Prior to the policy, domestic investors were yet to recover from the 2008-2009 global financial crises that saw the NSE shed as much as 70 percent in value between March 2008 and April 2009.

The crisis was particularly painful. Some retail investors even suffered strokes due to loss of investments. This is because the financial fortunes of many retail investors are tied in some way to the market, either directly through investments or indirectly through the pension funds. Since then, domestic investors’ exposure has been redirected to fixed income securities that are risk-free and assure a fixed return.

According to Ologunro, the initial reaction to the steep decline in yields was evident in the share price of bellwether stocks; however, the gains have been wiped out almost completely by the global pandemic. For example, domestic investors who took positions in Nigerian tier-one banks, which most analysts will regard as safe bets for investors, would have had their value eroded by at least 19.3 percent year-to-date.

Zenith Bank plc bled by -10.22 percent YTD, GTBank (-14.48%), Access Bank (-35.50%), UBA (-16.08%), First Bank (-20.33%), respectively. Since the pandemic hit Nigeria, domestic investors have also applied caution, following steps of foreign investors in the local bourse.

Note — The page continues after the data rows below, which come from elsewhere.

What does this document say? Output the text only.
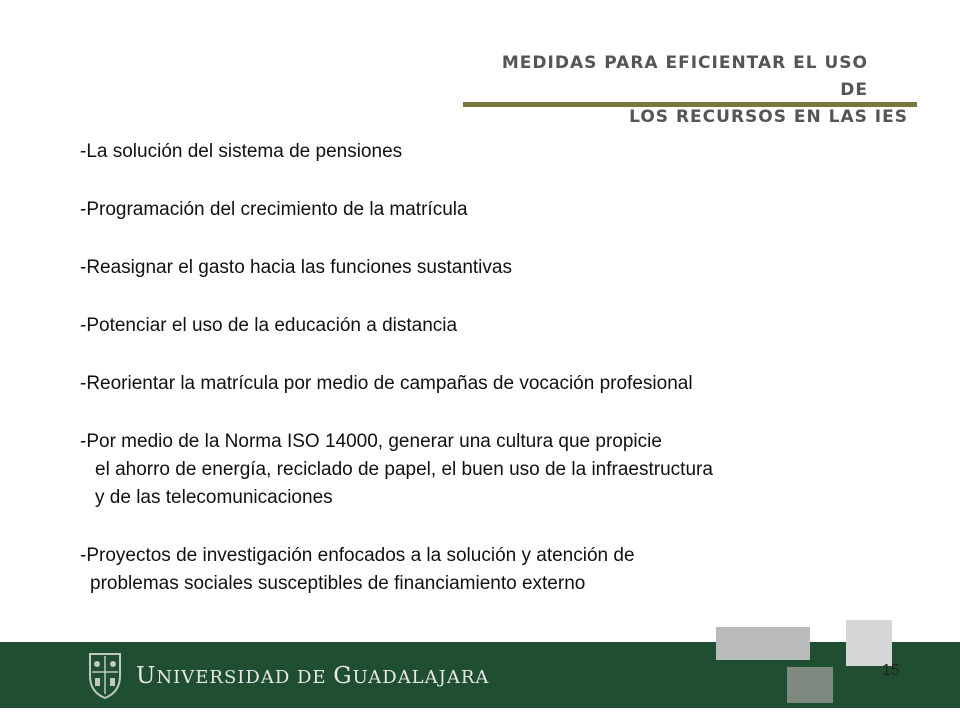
MEDIDAS PARA EFICIENTAR EL USO DE
LOS RECURSOS EN LAS IES
-La solución del sistema de pensiones
-Programación del crecimiento de la matrícula
-Reasignar el gasto hacia las funciones sustantivas
-Potenciar el uso de la educación a distancia
-Reorientar la matrícula por medio de campañas de vocación profesional
-Por medio de la Norma ISO 14000, generar una cultura que propicie
el ahorro de energía, reciclado de papel, el buen uso de la infraestructura
y de las telecomunicaciones
-Proyectos de investigación enfocados a la solución y atención de
problemas sociales susceptibles de financiamiento externo
UNIVERSIDAD DE GUADALAJARA	15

Data from the NSE reveal that total domestic transaction slumped to N68.62 billion in July 2020 from N132.69 billion in March 2020, signifying a deceleration in the volume of transactions executed by domestic players since the economy got hit by the twin shock i.e. health shock and oil price slump.

Sadly, despite the gradual easing of lockdowns, recovering oil price and reopening of economies around the world, foreign investors have not returned to the Nigerian equity market despite a low valuation of fundamentally sound stocks.

The average Price to Earnings ratio of Nigerian stocks is around six times, less than half of the frontier market average of 14 times.

The dollar management policy of the CBN and the slow process of unifying the multiple exchange rates in the market have kept foreign investors off the shores of Nigeria, and weighing on loss reversals in holdings of domestic investors.

“We will continue to record low transactions from foreign investors in the NSE until the CBN takes the bold step of unifying the exchange rate,” an economist who pleaded anonymity told BusinessDay.

“The costs of the CBN’s obsession with naira and reluctance to unify the exchange rates as suggested by the respected international bodies outweigh whatsoever benefit the CBN perceives,” the economist said.